On the other hand, this very strength of critical realist GT can be a point to be critiqued. Specifically, its evidence or claims—unsubstantiated by data, which are used when exploring and interpreting generative mechanisms and their effects—are criticised (Kempster & Parry, 2011). According to Kempster and Parry (2011), a critical realist answer to this is Sayer’s (2000) “practical adequacy,” which means that “truth might be better understood...in terms of the extent to which it generates expectations about the

world and about results of our actions which are realised” (p. 43). Namely, if things work according to a critical realist explanation, that explanation is useful (even if it is not substantiated in data) (Oliver, 2012). Nonetheless, Sayer (2004a) also cautions that such knowledge claims by critical realists should be tentative and modest, as our understanding of the world is inevitably constrained by available discourses and conceptual and theoretical frameworks.
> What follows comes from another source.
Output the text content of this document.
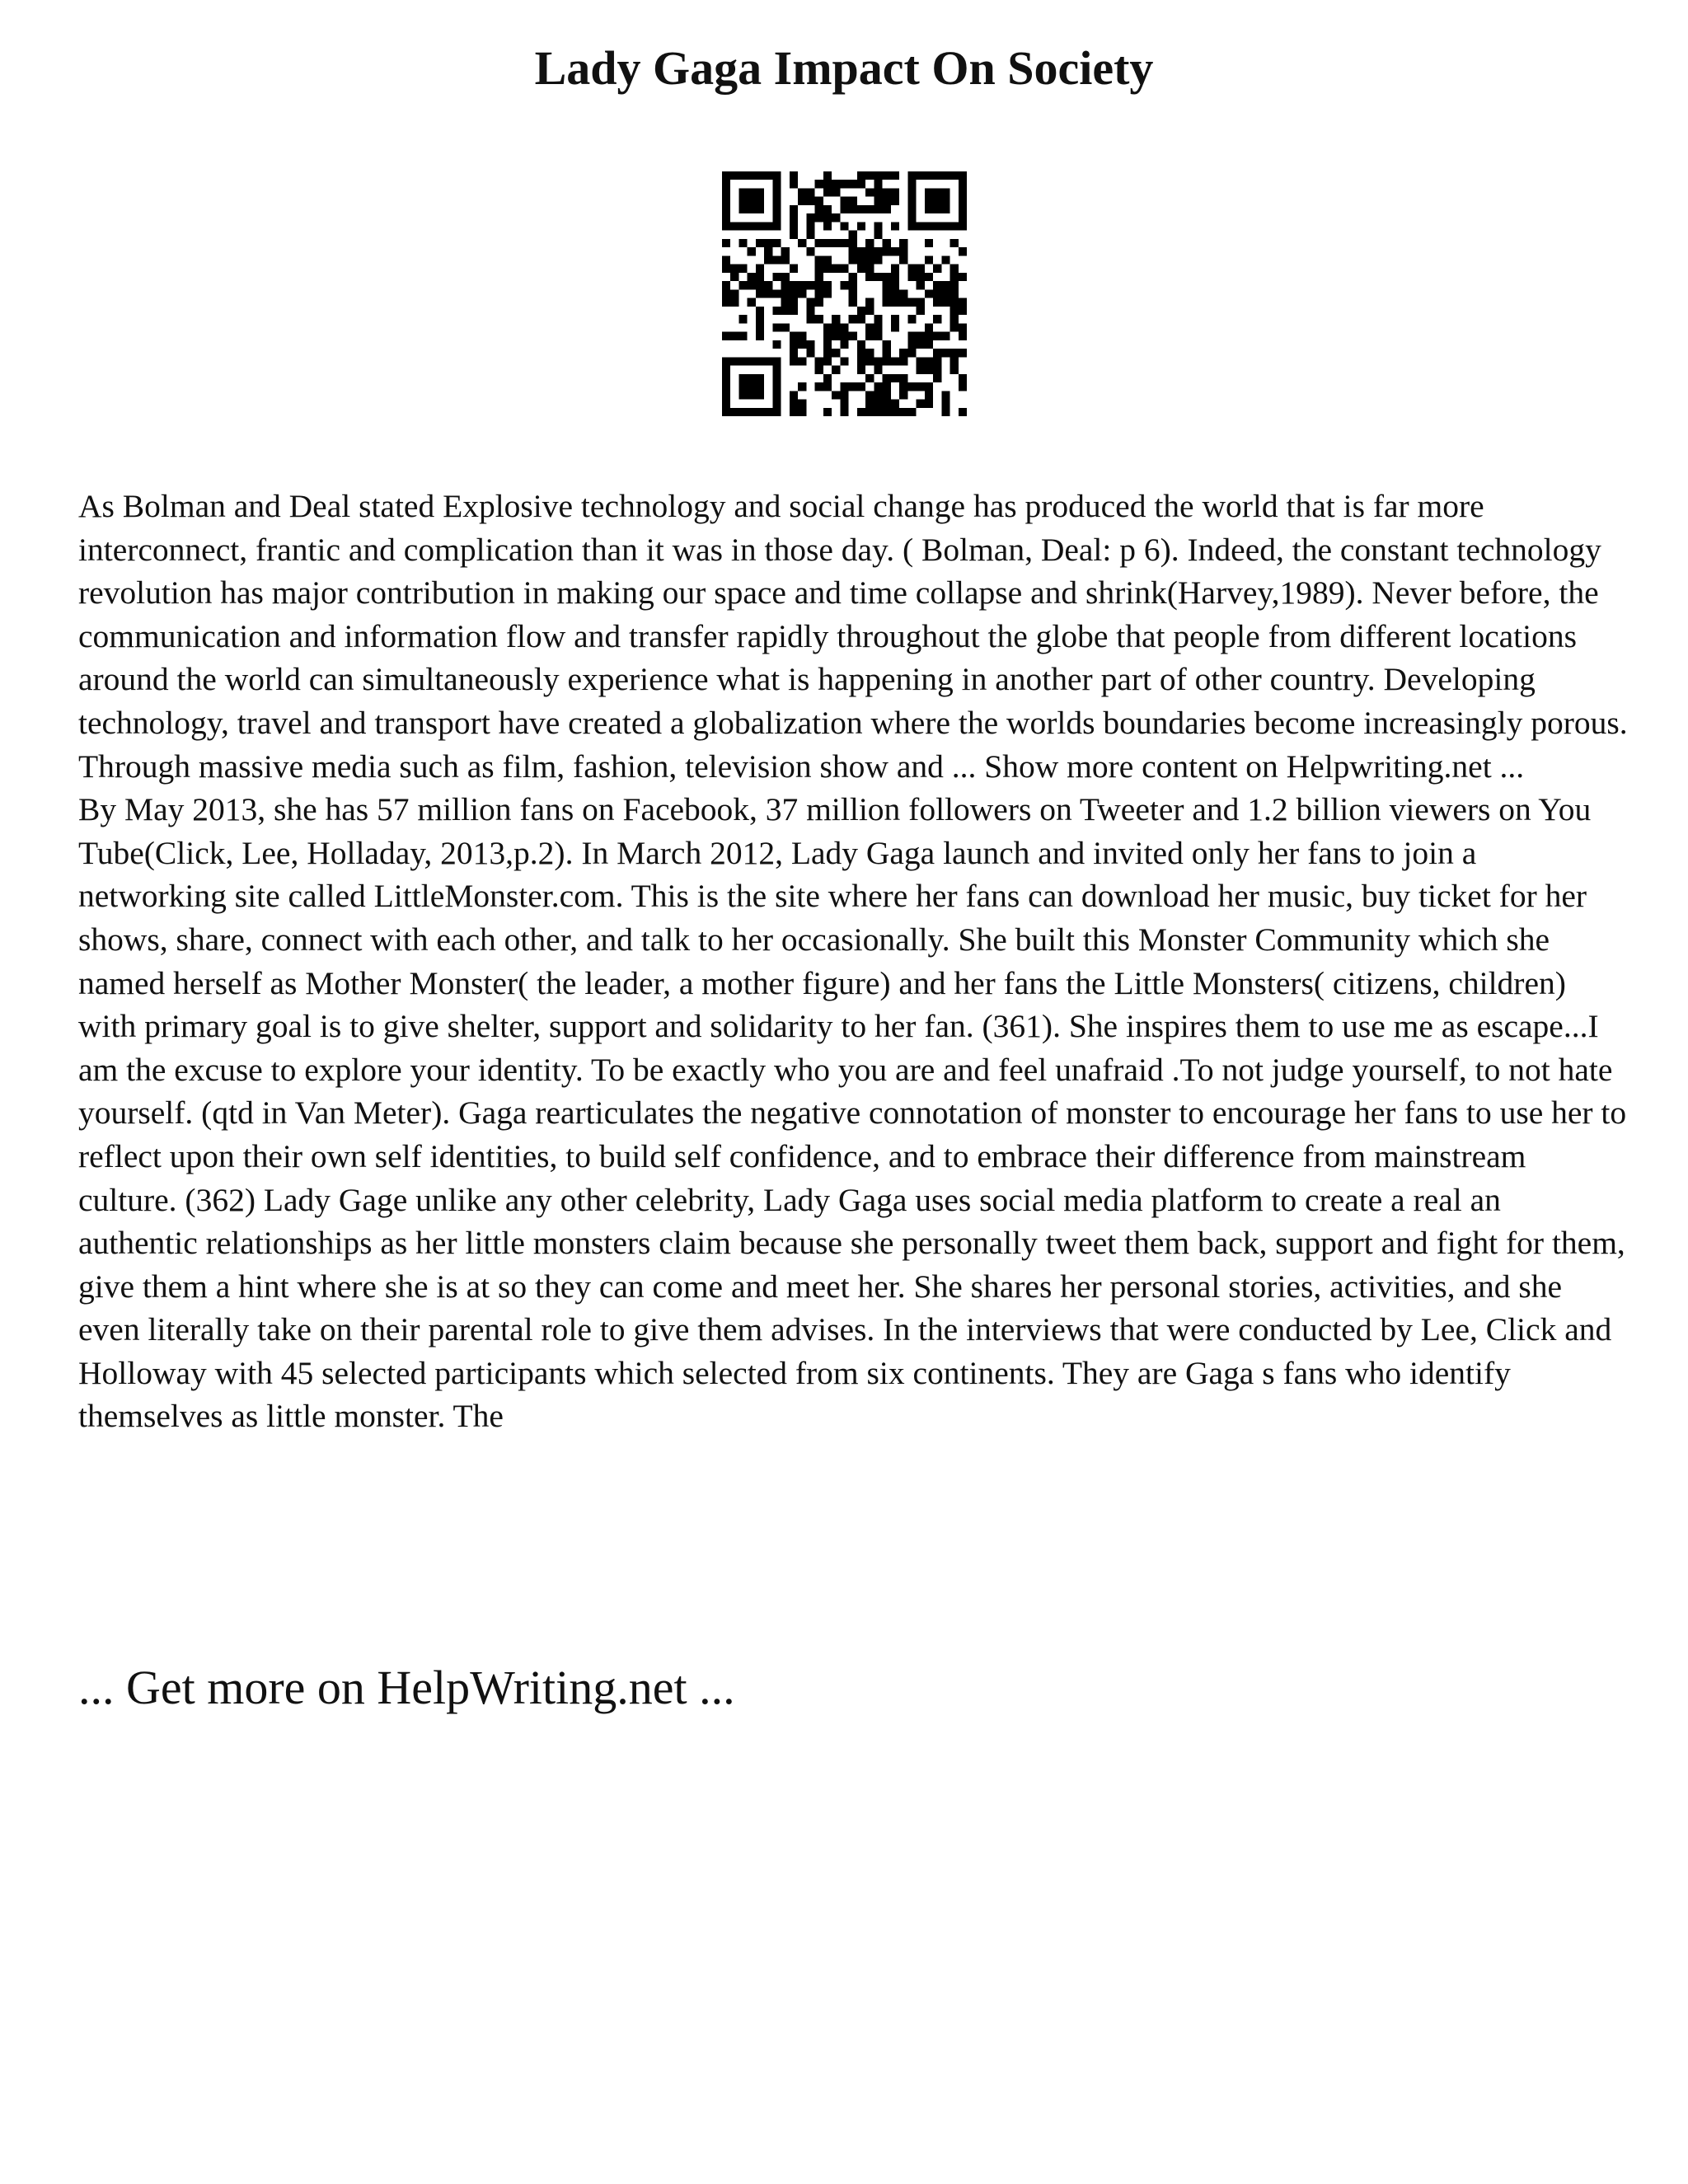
Lady Gaga Impact On Society

As Bolman and Deal stated Explosive technology and social change has produced the world that is far more interconnect, frantic and complication than it was in those day. ( Bolman, Deal: p 6). Indeed, the constant technology revolution has major contribution in making our space and time collapse and shrink(Harvey,1989). Never before, the communication and information flow and transfer rapidly throughout the globe that people from different locations around the world can simultaneously experience what is happening in another part of other country. Developing technology, travel and transport have created a globalization where the worlds boundaries become increasingly porous. Through massive media such as film, fashion, television show and ... Show more content on Helpwriting.net ...

By May 2013, she has 57 million fans on Facebook, 37 million followers on Tweeter and 1.2 billion viewers on You Tube(Click, Lee, Holladay, 2013,p.2). In March 2012, Lady Gaga launch and invited only her fans to join a networking site called LittleMonster.com. This is the site where her fans can download her music, buy ticket for her shows, share, connect with each other, and talk to her occasionally. She built this Monster Community which she named herself as Mother Monster( the leader, a mother figure) and her fans the Little Monsters( citizens, children) with primary goal is to give shelter, support and solidarity to her fan. (361). She inspires them to use me as escape...I am the excuse to explore your identity. To be exactly who you are and feel unafraid .To not judge yourself, to not hate yourself. (qtd in Van Meter). Gaga rearticulates the negative connotation of monster to encourage her fans to use her to reflect upon their own self identities, to build self confidence, and to embrace their difference from mainstream culture. (362) Lady Gage unlike any other celebrity, Lady Gaga uses social media platform to create a real an authentic relationships as her little monsters claim because she personally tweet them back, support and fight for them, give them a hint where she is at so they can come and meet her. She shares her personal stories, activities, and she even literally take on their parental role to give them advises. In the interviews that were conducted by Lee, Click and Holloway with 45 selected participants which selected from six continents. They are Gaga s fans who identify themselves as little monster. The

... Get more on HelpWriting.net ...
Table1: Comparison of Research Positions between Structuration Theory and Critical Realism. Agency-centered Structure-centered Ontological and Epistemological Position Structuration Theory (Constructivism) Critical Realism

Methodological Position Constructivist GT Critical Realist GT

Focus Micro Micro-Macro

Methods  Participant Observation  Focus Groups  Individual Interviews  Document Analysis  Participant Observation  Focus Groups  Individual Interviews  Document Analysis  Heavy Emphasis on Literature Review

Expected Findings Meaning-making Meaning-making and Causal Relations

Source: Based on Hay (1995) but substantially modified and added to by author

Variations of GT exist, and the inventors of these tend to be dogmatic about their approaches. However, as in the case of my choosing critical realist GT:

Flexibility allowed grounded theory to become a qualitative research standard because everyone could find something they liked and ignore the rest.

Hence, I used what fits in with my research in GT, although I maintained the essence of GT—namely, letting the findings come out of data rather than ‘forcing’ particular frameworks on the data—in order to make my research GT research. Hence this study used a general ‘GT approach’ rather than rigid ‘GT methods.’